SM22 (or transgelin), an actin-binding protein abundant in vascular smooth muscle cells (VSMC), is downregulated in atherosclerosis, aneurysm and various cancers. Abolishing SM22 in apolipoprotein E knockout mice accelerates atherogenesis. However, it is unclear whether SM22 disruption independently promotes arterial inflammation.

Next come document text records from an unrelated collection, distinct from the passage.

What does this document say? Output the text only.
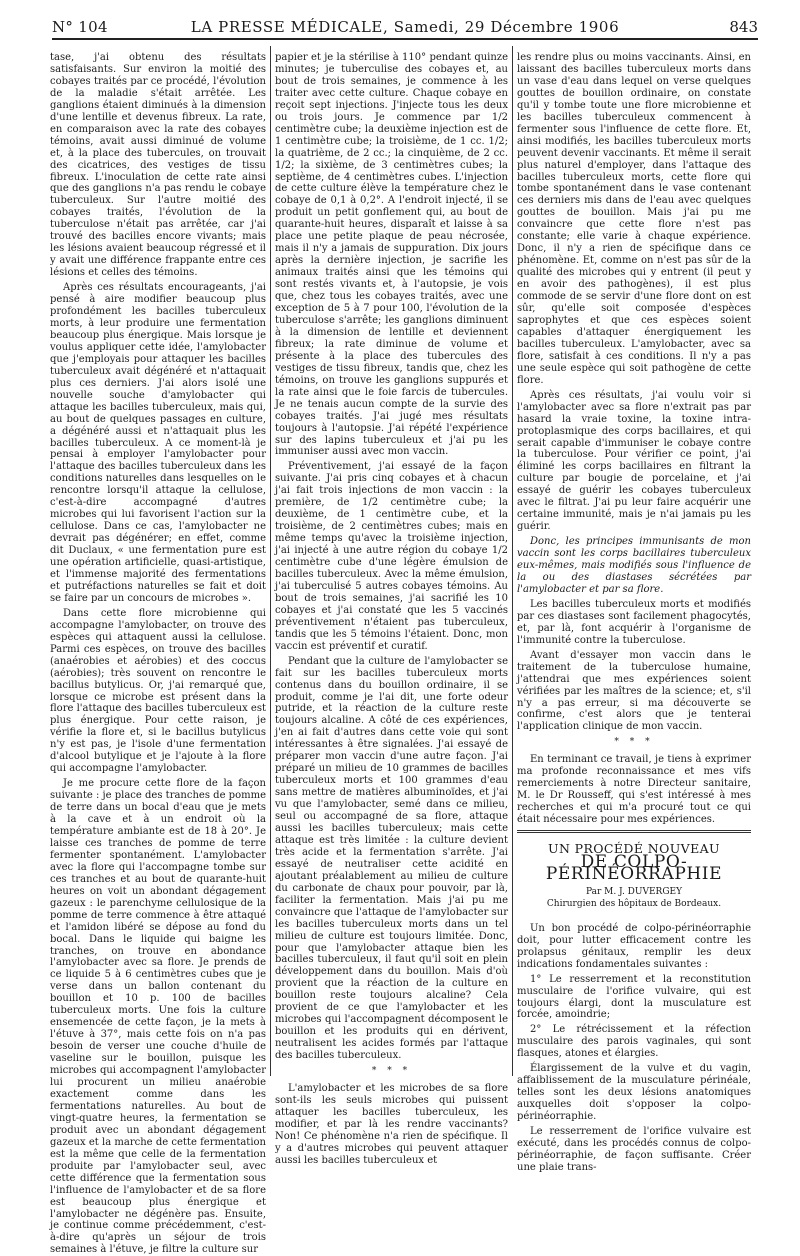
N° 104	LA PRESSE MÉDICALE, Samedi, 29 Décembre 1906	843

tase, j'ai obtenu des résultats satisfaisants. Sur environ la moitié des cobayes traités par ce procédé, l'évolution de la maladie s'était arrêtée. Les ganglions étaient diminués à la dimension d'une lentille et devenus fibreux. La rate, en comparaison avec la rate des cobayes témoins, avait aussi diminué de volume et, à la place des tubercules, on trouvait des cicatrices, des vestiges de tissu fibreux. L'inoculation de cette rate ainsi que des ganglions n'a pas rendu le cobaye tuberculeux. Sur l'autre moitié des cobayes traités, l'évolution de la tuberculose n'était pas arrêtée, car j'ai trouvé des bacilles encore vivants; mais les lésions avaient beaucoup régressé et il y avait une différence frappante entre ces lésions et celles des témoins.

Après ces résultats encourageants, j'ai pensé à aire modifier beaucoup plus profondément les bacilles tuberculeux morts, à leur produire une fermentation beaucoup plus énergique. Mais lorsque je voulus appliquer cette idée, l'amylobacter que j'employais pour attaquer les bacilles tuberculeux avait dégénéré et n'attaquait plus ces derniers. J'ai alors isolé une nouvelle souche d'amylobacter qui attaque les bacilles tuberculeux, mais qui, au bout de quelques passages en culture, a dégénéré aussi et n'attaquait plus les bacilles tuberculeux. A ce moment-là je pensai à employer l'amylobacter pour l'attaque des bacilles tuberculeux dans les conditions naturelles dans lesquelles on le rencontre lorsqu'il attaque la cellulose, c'est-à-dire accompagné d'autres microbes qui lui favorisent l'action sur la cellulose. Dans ce cas, l'amylobacter ne devrait pas dégénérer; en effet, comme dit Duclaux, « une fermentation pure est une opération artificielle, quasi-artistique, et l'immense majorité des fermentations et putréfactions naturelles se fait et doit se faire par un concours de microbes ».

Dans cette flore microbienne qui accompagne l'amylobacter, on trouve des espèces qui attaquent aussi la cellulose. Parmi ces espèces, on trouve des bacilles (anaérobies et aérobies) et des coccus (aérobies); très souvent on rencontre le bacillus butylicus. Or, j'ai remarqué que, lorsque ce microbe est présent dans la flore l'attaque des bacilles tuberculeux est plus énergique. Pour cette raison, je vérifie la flore et, si le bacillus butylicus n'y est pas, je l'isole d'une fermentation d'alcool butylique et je l'ajoute à la flore qui accompagne l'amylobacter.

Je me procure cette flore de la façon suivante : je place des tranches de pomme de terre dans un bocal d'eau que je mets à la cave et à un endroit où la température ambiante est de 18 à 20°. Je laisse ces tranches de pomme de terre fermenter spontanément. L'amylobacter avec la flore qui l'accompagne tombe sur ces tranches et au bout de quarante-huit heures on voit un abondant dégagement gazeux : le parenchyme cellulosique de la pomme de terre commence à être attaqué et l'amidon libéré se dépose au fond du bocal. Dans le liquide qui baigne les tranches, on trouve en abondance l'amylobacter avec sa flore. Je prends de ce liquide 5 à 6 centimètres cubes que je verse dans un ballon contenant du bouillon et 10 p. 100 de bacilles tuberculeux morts. Une fois la culture ensemencée de cette façon, je la mets à l'étuve à 37°, mais cette fois on n'a pas besoin de verser une couche d'huile de vaseline sur le bouillon, puisque les microbes qui accompagnent l'amylobacter lui procurent un milieu anaérobie exactement comme dans les fermentations naturelles. Au bout de vingt-quatre heures, la fermentation se produit avec un abondant dégagement gazeux et la marche de cette fermentation est la même que celle de la fermentation produite par l'amylobacter seul, avec cette différence que la fermentation sous l'influence de l'amylobacter et de sa flore est beaucoup plus énergique et l'amylobacter ne dégénère pas. Ensuite, je continue comme précédemment, c'est-à-dire qu'après un séjour de trois semaines à l'étuve, je filtre la culture sur

papier et je la stérilise à 110° pendant quinze minutes; je tuberculise des cobayes et, au bout de trois semaines, je commence à les traiter avec cette culture. Chaque cobaye en reçoit sept injections. J'injecte tous les deux ou trois jours. Je commence par 1/2 centimètre cube; la deuxième injection est de 1 centimètre cube; la troisième, de 1 cc. 1/2; la quatrième, de 2 cc.; la cinquième, de 2 cc. 1/2; la sixième, de 3 centimètres cubes; la septième, de 4 centimètres cubes. L'injection de cette culture élève la température chez le cobaye de 0,1 à 0,2°. A l'endroit injecté, il se produit un petit gonflement qui, au bout de quarante-huit heures, disparaît et laisse à sa place une petite plaque de peau nécrosée, mais il n'y a jamais de suppuration. Dix jours après la dernière injection, je sacrifie les animaux traités ainsi que les témoins qui sont restés vivants et, à l'autopsie, je vois que, chez tous les cobayes traités, avec une exception de 5 à 7 pour 100, l'évolution de la tuberculose s'arrête; les ganglions diminuent à la dimension de lentille et deviennent fibreux; la rate diminue de volume et présente à la place des tubercules des vestiges de tissu fibreux, tandis que, chez les témoins, on trouve les ganglions suppurés et la rate ainsi que le foie farcis de tubercules. Je ne tenais aucun compte de la survie des cobayes traités. J'ai jugé mes résultats toujours à l'autopsie. J'ai répété l'expérience sur des lapins tuberculeux et j'ai pu les immuniser aussi avec mon vaccin.

Préventivement, j'ai essayé de la façon suivante. J'ai pris cinq cobayes et à chacun j'ai fait trois injections de mon vaccin : la première, de 1/2 centimètre cube; la deuxième, de 1 centimètre cube, et la troisième, de 2 centimètres cubes; mais en même temps qu'avec la troisième injection, j'ai injecté à une autre région du cobaye 1/2 centimètre cube d'une légère émulsion de bacilles tuberculeux. Avec la même émulsion, j'ai tuberculisé 5 autres cobayes témoins. Au bout de trois semaines, j'ai sacrifié les 10 cobayes et j'ai constaté que les 5 vaccinés préventivement n'étaient pas tuberculeux, tandis que les 5 témoins l'étaient. Donc, mon vaccin est préventif et curatif.

Pendant que la culture de l'amylobacter se fait sur les bacilles tuberculeux morts contenus dans du bouillon ordinaire, il se produit, comme je l'ai dit, une forte odeur putride, et la réaction de la culture reste toujours alcaline. A côté de ces expériences, j'en ai fait d'autres dans cette voie qui sont intéressantes à être signalées. J'ai essayé de préparer mon vaccin d'une autre façon. J'ai préparé un milieu de 10 grammes de bacilles tuberculeux morts et 100 grammes d'eau sans mettre de matières albuminoïdes, et j'ai vu que l'amylobacter, semé dans ce milieu, seul ou accompagné de sa flore, attaque aussi les bacilles tuberculeux; mais cette attaque est très limitée : la culture devient très acide et la fermentation s'arrête. J'ai essayé de neutraliser cette acidité en ajoutant préalablement au milieu de culture du carbonate de chaux pour pouvoir, par là, faciliter la fermentation. Mais j'ai pu me convaincre que l'attaque de l'amylobacter sur les bacilles tuberculeux morts dans un tel milieu de culture est toujours limitée. Donc, pour que l'amylobacter attaque bien les bacilles tuberculeux, il faut qu'il soit en plein développement dans du bouillon. Mais d'où provient que la réaction de la culture en bouillon reste toujours alcaline? Cela provient de ce que l'amylobacter et les microbes qui l'accompagnent décomposent le bouillon et les produits qui en dérivent, neutralisent les acides formés par l'attaque des bacilles tuberculeux.

* * *

L'amylobacter et les microbes de sa flore sont-ils les seuls microbes qui puissent attaquer les bacilles tuberculeux, les modifier, et par là les rendre vaccinants? Non! Ce phénomène n'a rien de spécifique. Il y a d'autres microbes qui peuvent attaquer aussi les bacilles tuberculeux et

les rendre plus ou moins vaccinants. Ainsi, en laissant des bacilles tuberculeux morts dans un vase d'eau dans lequel on verse quelques gouttes de bouillon ordinaire, on constate qu'il y tombe toute une flore microbienne et les bacilles tuberculeux commencent à fermenter sous l'influence de cette flore. Et, ainsi modifiés, les bacilles tuberculeux morts peuvent devenir vaccinants. Et même il serait plus naturel d'employer, dans l'attaque des bacilles tuberculeux morts, cette flore qui tombe spontanément dans le vase contenant ces derniers mis dans de l'eau avec quelques gouttes de bouillon. Mais j'ai pu me convaincre que cette flore n'est pas constante; elle varie à chaque expérience. Donc, il n'y a rien de spécifique dans ce phénomène. Et, comme on n'est pas sûr de la qualité des microbes qui y entrent (il peut y en avoir des pathogènes), il est plus commode de se servir d'une flore dont on est sûr, qu'elle soit composée d'espèces saprophytes et que ces espèces soient capables d'attaquer énergiquement les bacilles tuberculeux. L'amylobacter, avec sa flore, satisfait à ces conditions. Il n'y a pas une seule espèce qui soit pathogène de cette flore.

Après ces résultats, j'ai voulu voir si l'amylobacter avec sa flore n'extrait pas par hasard la vraie toxine, la toxine intra-protoplasmique des corps bacillaires, et qui serait capable d'immuniser le cobaye contre la tuberculose. Pour vérifier ce point, j'ai éliminé les corps bacillaires en filtrant la culture par bougie de porcelaine, et j'ai essayé de guérir les cobayes tuberculeux avec le filtrat. J'ai pu leur faire acquérir une certaine immunité, mais je n'ai jamais pu les guérir.

Donc, les principes immunisants de mon vaccin sont les corps bacillaires tuberculeux eux-mêmes, mais modifiés sous l'influence de la ou des diastases sécrétées par l'amylobacter et par sa flore.

Les bacilles tuberculeux morts et modifiés par ces diastases sont facilement phagocytés, et, par là, font acquérir à l'organisme de l'immunité contre la tuberculose.

Avant d'essayer mon vaccin dans le traitement de la tuberculose humaine, j'attendrai que mes expériences soient vérifiées par les maîtres de la science; et, s'il n'y a pas erreur, si ma découverte se confirme, c'est alors que je tenterai l'application clinique de mon vaccin.

* * *

En terminant ce travail, je tiens à exprimer ma profonde reconnaissance et mes vifs remerciements à notre Directeur sanitaire, M. le Dr Rousseff, qui s'est intéressé à mes recherches et qui m'a procuré tout ce qui était nécessaire pour mes expériences.

UN PROCÉDÉ NOUVEAU
DE COLPO-PÉRINÉORRAPHIE
Par M. J. DUVERGEY
Chirurgien des hôpitaux de Bordeaux.

Un bon procédé de colpo-périnéorraphie doit, pour lutter efficacement contre les prolapsus génitaux, remplir les deux indications fondamentales suivantes :

1° Le resserrement et la reconstitution musculaire de l'orifice vulvaire, qui est toujours élargi, dont la musculature est forcée, amoindrie;

2° Le rétrécissement et la réfection musculaire des parois vaginales, qui sont flasques, atones et élargies.

Élargissement de la vulve et du vagin, affaiblissement de la musculature périnéale, telles sont les deux lésions anatomiques auxquelles doit s'opposer la colpo-périnéorraphie.

Le resserrement de l'orifice vulvaire est exécuté, dans les procédés connus de colpo-périnéorraphie, de façon suffisante. Créer une plaie trans-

To investigate whether SM22 disruption directly promotes inflammation upon arterial injury and to characterize the underlying mechanisms.
Methods and Results
Using carotid denudation as an artery injury model, we showed that Sm22 knockout (Sm22−/−) mice developed enhanced inflammatory responses with higher induction of pro-inflammatory genes, including Vcam1, Icam1, Cx3cl1, Ccl2 and Ptgs2. Higher expression of these genes was confirmed in primary Sm22−/− VSMCs and in PAC1 cells after Sm22 knockdown, while SM22 recapitulation in primary Sm22−/− VSMCs decreased their expression. NF-κB pathways were prominently activated in both injured carotids of Sm22−/− mice and in PAC1 cells after Sm22 knockdown and may mediate upregulation of these pro-inflammatory genes. As a NF-κB activator, reactive oxygen species (ROS) increased in primary Sm22−/− VSMCs and in PAC1 cells after Sm22 knockdown. ROS scavengers blocked NF-κB activation and induction of pro-inflammatory genes. Furthermore, Sm22 knockdown increased Sod2 expression and activated p47phox, reflecting contributions of mitochondria and NADPH oxidase to the augmented ROS production; this may result from actin and microtubule cytoskeletal remodeling.
Our findings show that SM22 downregulation in VSMCs can independently promote arterial inflammation through activation of ROS-mediated NF-κB pathways. This study provides initial evidence linking VSMC cytoskeleton remodeling with arterial inflammation.